6/10
The College of Cardinals as a team of Peter Pans devoted to their leader
27 August 2011
This particular movie is based on a very original idea. It has scenes that depict with vividness the process of Papal succession. It portrays the ambivalence and doubts of a man and a collective entity when faced with a weight of responsibility which is much greater than that expected to be shouldered by an average human being. It very well conveys the atmosphere in St Peter's Square among the multinational crowd of the faithful as they wait for the election of their new spiritual Father. But it has a flaw.

It promotes the idea that the collective entity known as the College of Cardinals, a team which along with the Pope rules the Roman Catholic Church, is a group of grown-up boys, simple and faithful, humbly devoted to the Pope. It is strange that an institution that numbered among its former Heads people such as the Borgias and the Medici, which has been responsible for such events such as the Crusades and has invented and controlled the Inquisition could be nowadays governed by a group of naive simpletons.

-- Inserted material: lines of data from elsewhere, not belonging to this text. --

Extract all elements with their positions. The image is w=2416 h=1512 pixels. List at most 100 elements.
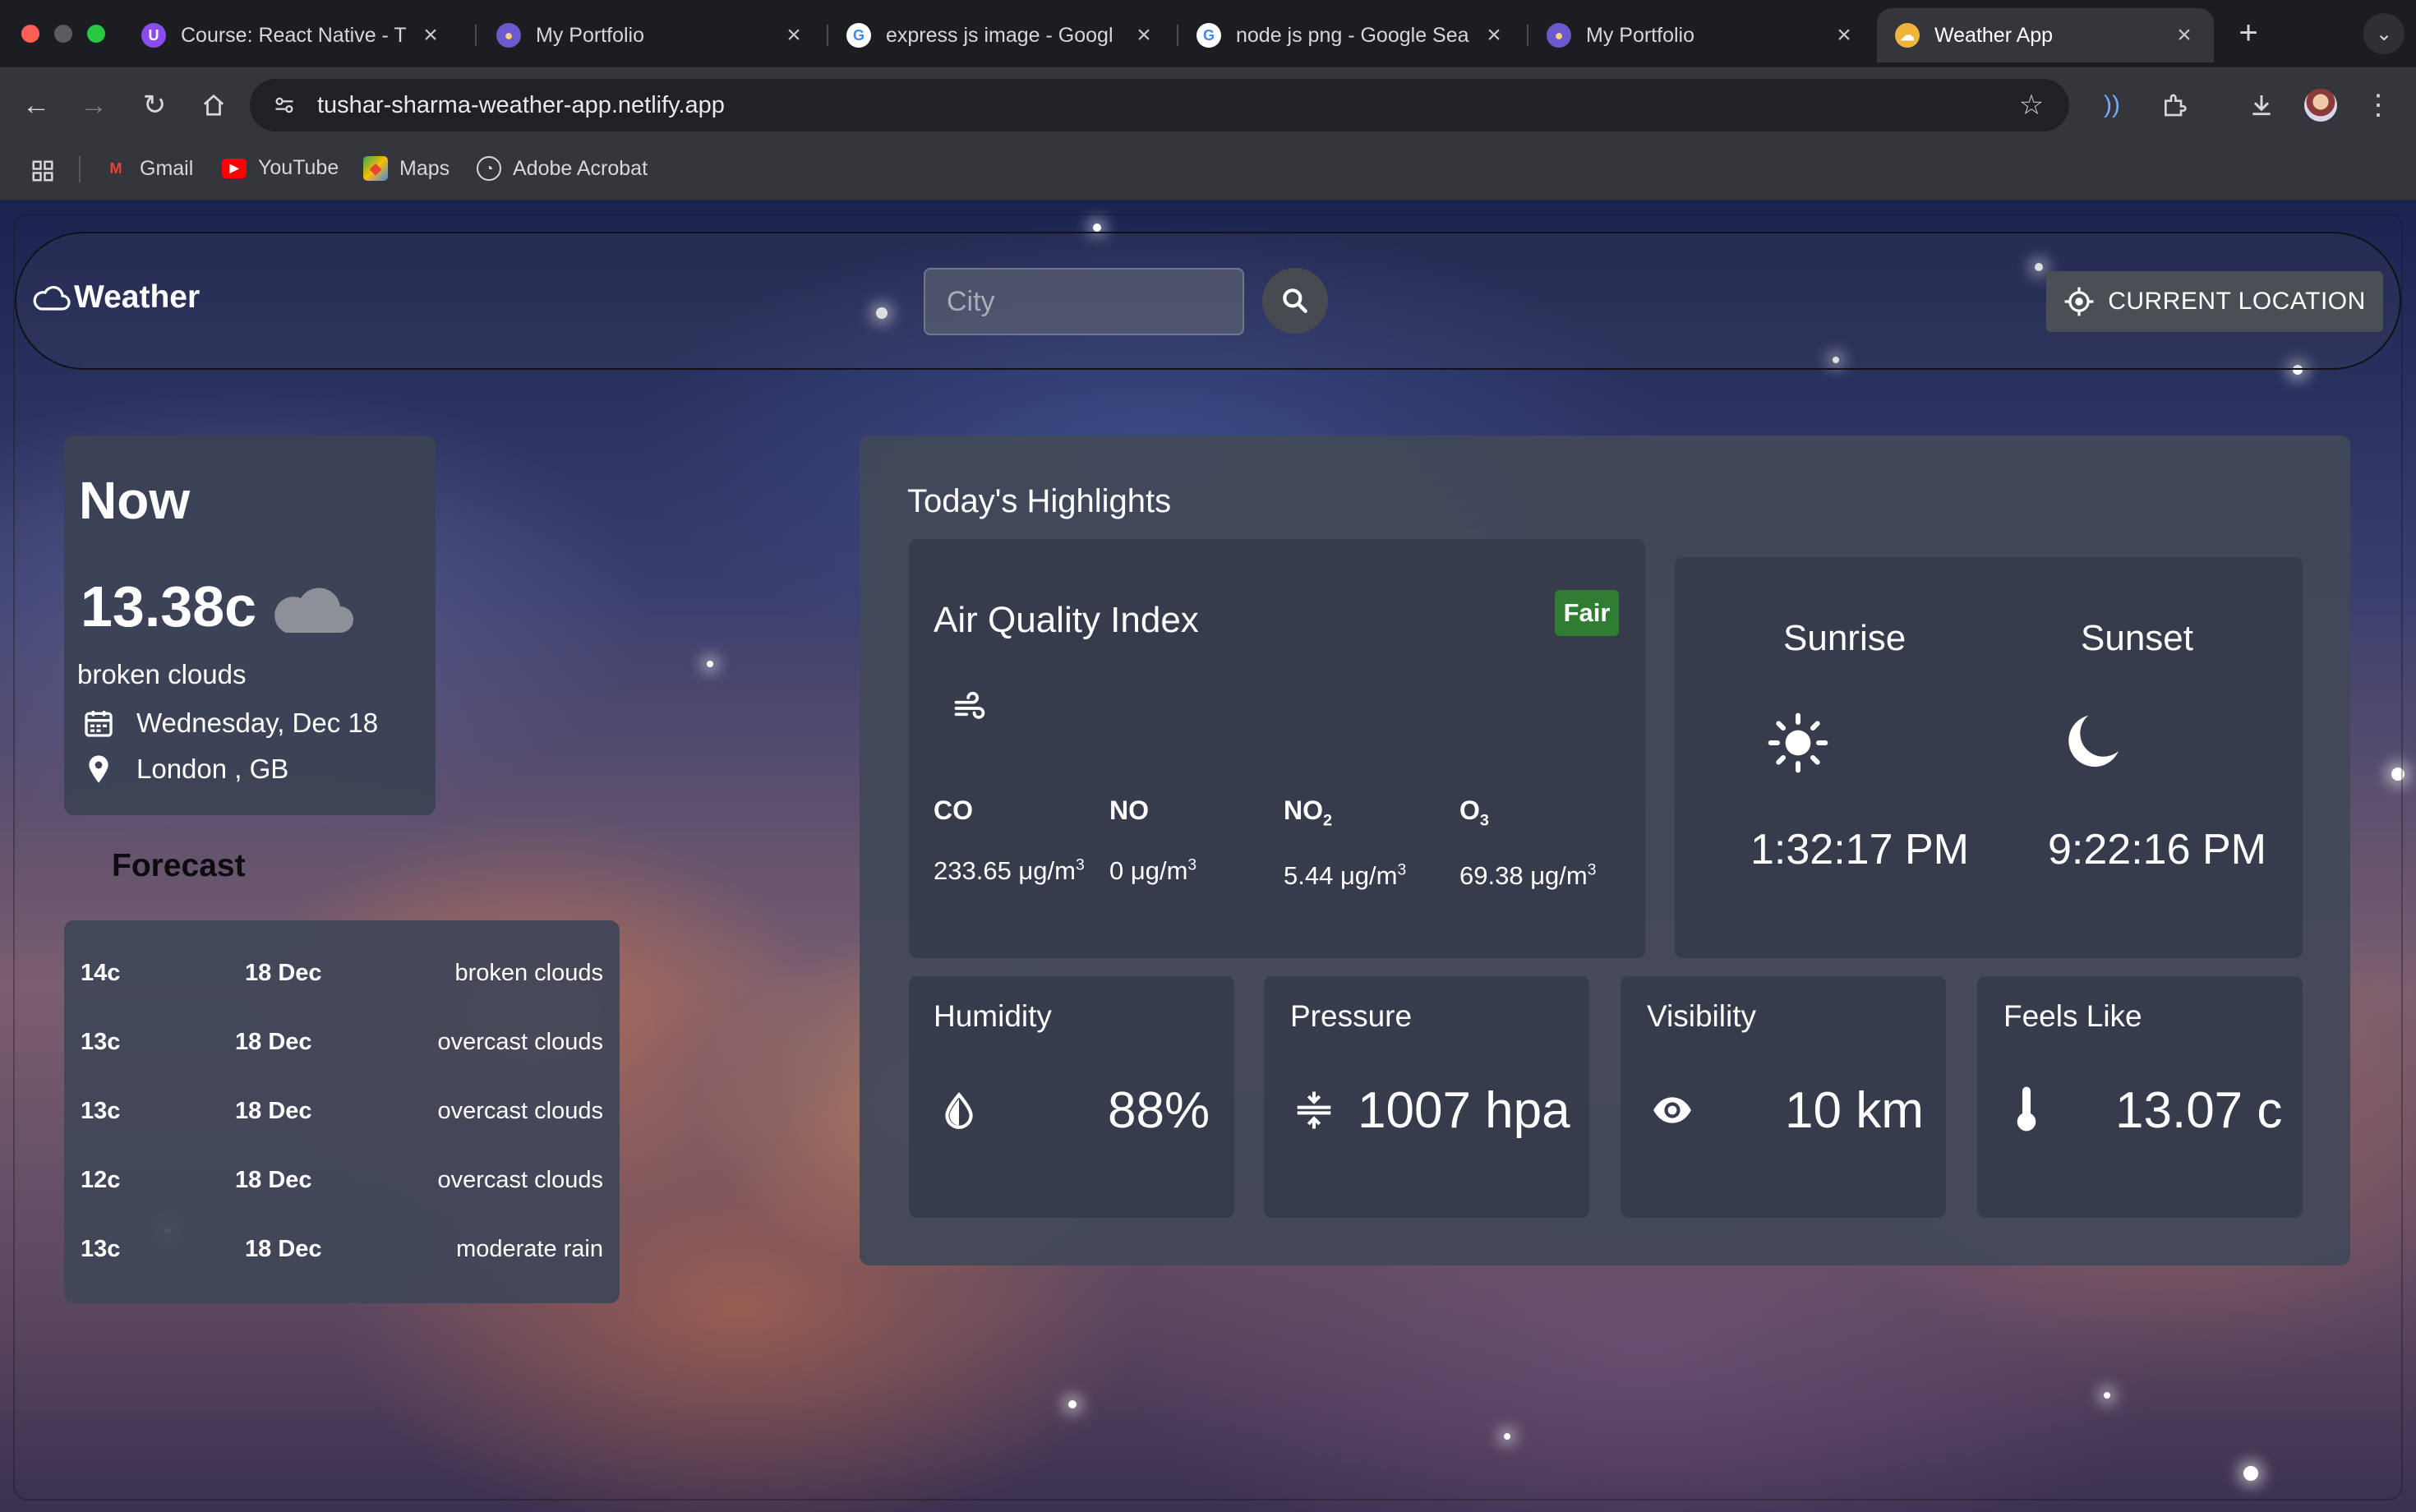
city-search-input[interactable]	[924, 268, 1244, 335]
browser-tab[interactable]: G node js png - Google Sea ×	[1178, 8, 1524, 62]
aqi-o3-label: O3	[1459, 795, 1489, 830]
current-date-row: Wednesday, Dec 18	[82, 707, 378, 740]
browser-tab[interactable]: ● My Portfolio ×	[478, 8, 823, 62]
close-tab-icon[interactable]: ×	[1132, 21, 1155, 49]
aqi-no2-value: 5.44 μg/m3	[1284, 861, 1406, 891]
download-icon[interactable]	[2242, 85, 2281, 125]
bookmark-youtube[interactable]: ▶ YouTube	[222, 156, 339, 180]
bookmark-star-icon[interactable]: ☆	[2012, 85, 2051, 125]
close-tab-icon[interactable]: ×	[782, 21, 805, 49]
close-tab-icon[interactable]: ×	[1482, 21, 1505, 49]
forecast-title: Forecast	[112, 848, 246, 883]
current-location-row: London , GB	[82, 753, 288, 786]
acrobat-icon: ◔	[477, 156, 501, 181]
visibility-icon	[1653, 1097, 1691, 1123]
aqi-no-base: NO	[1109, 795, 1149, 825]
moon-icon	[2068, 715, 2119, 768]
my-location-icon	[2064, 287, 2094, 316]
search-icon	[1283, 288, 1307, 313]
aqi-co-base: CO	[934, 795, 973, 825]
bookmark-label: Gmail	[140, 156, 194, 180]
feels-like-value: 13.07 c	[2115, 1082, 2283, 1139]
forecast-row: 13c 18 Dec moderate rain	[81, 1236, 603, 1269]
forecast-row: 12c 18 Dec overcast clouds	[81, 1167, 603, 1200]
search-button[interactable]	[1262, 268, 1328, 334]
current-location: London , GB	[136, 754, 289, 784]
wind-icon	[954, 691, 985, 719]
forecast-row: 13c 18 Dec overcast clouds	[81, 1098, 603, 1131]
aqi-co-label: CO	[934, 795, 973, 826]
tab-search-icon[interactable]: ⌄	[2363, 13, 2404, 54]
browser-tab[interactable]: U Course: React Native - Th ×	[123, 8, 460, 62]
maximize-window-button[interactable]	[87, 25, 105, 43]
tab-title: Course: React Native - Th	[181, 23, 408, 47]
bookmark-label: Maps	[399, 156, 450, 180]
bookmarks-bar	[0, 143, 2416, 201]
tab-title: My Portfolio	[1586, 23, 1694, 47]
aqi-no2-base: NO	[1284, 795, 1323, 825]
url-text[interactable]: tushar-sharma-weather-app.netlify.app	[317, 92, 725, 119]
bookmark-gmail[interactable]: M Gmail	[104, 156, 194, 181]
apps-grid-icon[interactable]	[23, 151, 62, 191]
aqi-no-label: NO	[1109, 795, 1149, 826]
location-pin-icon	[89, 755, 108, 783]
maps-icon: ◆	[363, 156, 388, 181]
reload-icon[interactable]: ↻	[135, 85, 174, 125]
bookmark-maps[interactable]: ◆ Maps	[363, 156, 450, 181]
new-tab-icon[interactable]: +	[2229, 13, 2268, 53]
forecast-temp: 12c	[81, 1167, 121, 1193]
weather-app-page: Weather CURRENT LOCATION Now 13.38c brok…	[0, 201, 2416, 1512]
aqi-o3-sub: 3	[1479, 811, 1489, 830]
google-icon: G	[1196, 23, 1221, 48]
extensions-icon[interactable]	[2155, 85, 2194, 125]
menu-icon[interactable]: ⋮	[2358, 85, 2398, 125]
portfolio-icon: ●	[496, 23, 521, 48]
sunset-time: 9:22:16 PM	[2048, 826, 2266, 874]
forecast-temp: 13c	[81, 1029, 121, 1055]
aqi-unit-exponent: 3	[1397, 861, 1407, 879]
current-date: Wednesday, Dec 18	[136, 708, 379, 738]
browser-tab[interactable]: ● My Portfolio ×	[1528, 8, 1874, 62]
humidity-icon	[945, 1092, 973, 1129]
bookmark-label: YouTube	[258, 156, 339, 179]
app-brand[interactable]: Weather	[31, 279, 200, 316]
browser-tab[interactable]: G express js image - Googl ×	[828, 8, 1173, 62]
aqi-value-text: 233.65 μg/m	[934, 856, 1076, 885]
now-title: Now	[79, 471, 191, 530]
close-tab-icon[interactable]: ×	[1833, 21, 1856, 49]
forward-icon[interactable]: →	[74, 85, 113, 125]
course-icon: U	[141, 23, 166, 48]
forecast-temp: 14c	[81, 960, 121, 986]
forecast-description: moderate rain	[456, 1236, 603, 1262]
forecast-description: broken clouds	[454, 960, 603, 986]
bookmark-adobe-acrobat[interactable]: ◔ Adobe Acrobat	[477, 156, 648, 181]
close-tab-icon[interactable]: ×	[2173, 21, 2196, 49]
minimize-window-button[interactable]	[54, 25, 72, 43]
forecast-date: 18 Dec	[235, 1098, 312, 1124]
site-info-icon[interactable]	[265, 85, 304, 125]
close-tab-icon[interactable]: ×	[419, 21, 442, 49]
current-location-button[interactable]: CURRENT LOCATION	[2046, 271, 2383, 332]
feels-like-label: Feels Like	[2003, 999, 2142, 1033]
avatar[interactable]	[2301, 85, 2340, 125]
aqi-no-value: 0 μg/m3	[1109, 856, 1196, 886]
media-cast-icon[interactable]: ))	[2092, 85, 2132, 125]
sunrise-time: 1:32:17 PM	[1750, 826, 1969, 874]
close-window-button[interactable]	[21, 25, 39, 43]
gmail-icon: M	[109, 159, 122, 177]
forecast-date: 18 Dec	[245, 960, 322, 986]
forecast-temp: 13c	[81, 1236, 121, 1262]
back-icon[interactable]: ←	[16, 85, 56, 125]
visibility-label: Visibility	[1647, 999, 1756, 1033]
home-icon[interactable]	[194, 85, 233, 125]
forecast-date: 18 Dec	[235, 1167, 312, 1193]
current-temperature: 13.38c	[81, 574, 257, 638]
aqi-o3-base: O	[1459, 795, 1480, 825]
current-description: broken clouds	[77, 659, 247, 689]
tab-title: My Portfolio	[536, 23, 644, 47]
forecast-row: 13c 18 Dec overcast clouds	[81, 1029, 603, 1062]
youtube-icon: ▶	[222, 158, 247, 178]
browser-tab-active[interactable]: ☁ Weather App ×	[1877, 8, 2214, 62]
forecast-temp: 13c	[81, 1098, 121, 1124]
humidity-value: 88%	[1108, 1082, 1210, 1139]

Of course the Roman Catholic Church has promoted art and learning and has played a great role in the history of Europe and the World.

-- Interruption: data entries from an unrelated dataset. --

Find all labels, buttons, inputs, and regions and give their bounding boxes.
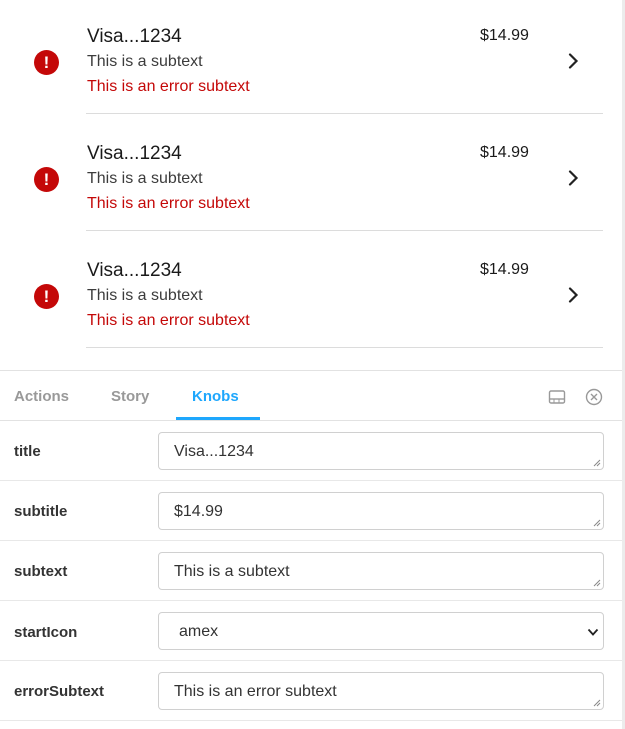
item-error-subtext: This is an error subtext [87,195,250,212]
select-value: amex [179,623,219,640]
chevron-right-icon[interactable] [565,287,581,303]
tab-story[interactable]: Story [111,371,149,421]
divider [86,347,603,348]
title-input[interactable]: Visa...1234 [158,432,604,470]
field-value: This is a subtext [174,563,290,580]
item-subtext: This is a subtext [87,170,203,187]
chevron-down-icon [587,628,599,636]
knob-row-subtext: subtext This is a subtext [0,541,622,601]
resize-handle-icon[interactable] [593,699,601,707]
tab-actions[interactable]: Actions [14,371,69,421]
field-value: $14.99 [174,503,223,520]
resize-handle-icon[interactable] [593,579,601,587]
item-subtext: This is a subtext [87,287,203,304]
item-amount: $14.99 [480,27,529,44]
field-value: This is an error subtext [174,683,337,700]
item-subtext: This is a subtext [87,53,203,70]
addons-tabbar: Actions Story Knobs [0,371,622,421]
resize-handle-icon[interactable] [593,519,601,527]
subtext-input[interactable]: This is a subtext [158,552,604,590]
item-title: Visa...1234 [87,26,182,47]
item-amount: $14.99 [480,261,529,278]
resize-handle-icon[interactable] [593,459,601,467]
item-error-subtext: This is an error subtext [87,78,250,95]
knob-row-starticon: startIcon amex [0,601,622,661]
close-circle-icon[interactable] [585,388,603,406]
knob-label: title [14,443,41,460]
payment-list-item[interactable]: ! Visa...1234 This is a subtext This is … [0,0,603,117]
panel-layout-icon[interactable] [548,388,566,406]
chevron-right-icon[interactable] [565,53,581,69]
error-exclamation-icon: ! [34,284,59,309]
addons-panel: Actions Story Knobs title Visa...1234 su… [0,370,622,729]
divider [86,113,603,114]
knob-label: subtitle [14,503,68,520]
active-tab-indicator [176,417,260,420]
chevron-right-icon[interactable] [565,170,581,186]
knob-label: startIcon [14,624,78,641]
knob-label: subtext [14,563,68,580]
divider [86,230,603,231]
tab-knobs[interactable]: Knobs [192,371,239,421]
errorsubtext-input[interactable]: This is an error subtext [158,672,604,710]
payment-list-item[interactable]: ! Visa...1234 This is a subtext This is … [0,234,603,351]
item-title: Visa...1234 [87,143,182,164]
field-value: Visa...1234 [174,443,254,460]
error-exclamation-icon: ! [34,167,59,192]
item-amount: $14.99 [480,144,529,161]
payment-list-item[interactable]: ! Visa...1234 This is a subtext This is … [0,117,603,234]
error-exclamation-icon: ! [34,50,59,75]
knob-row-subtitle: subtitle $14.99 [0,481,622,541]
item-error-subtext: This is an error subtext [87,312,250,329]
story-preview: ! Visa...1234 This is a subtext This is … [0,0,625,370]
starticon-select[interactable]: amex [158,612,604,650]
knob-row-errorsubtext: errorSubtext This is an error subtext [0,661,622,721]
subtitle-input[interactable]: $14.99 [158,492,604,530]
item-title: Visa...1234 [87,260,182,281]
knob-label: errorSubtext [14,683,105,700]
knob-row-title: title Visa...1234 [0,421,622,481]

Still, an institution from which so much evil as well as so much good has sprung, does not in any sense done justice when its hierarchy is portrayed in such a manner. In that point I disagree with the reviewer that considers that the movie has a sympathetic portrayal of the Roman Catholic hierarchy. I think the portrayal of the hierarchy is far too simplistic and naive and gives the impression that even the professors of Hogwards in Harry Potter are a group of people that collectively possess more gravitas and serious purpose than the College of Cardinals. Neither the faithful nor the opponents of the Roman Catholic Church would find in this group either role models or worthy adversaries.

Excluding that flaw, which incapacitates the movie from been taken seriously as a depiction of the workings of the higher echelons of the Church bureaucracy, one can commend the views of the Vatican and of Rome it offers as well as the performance of the lead actors in the roles of the Supreme Pontiff and the Professor of Psychology.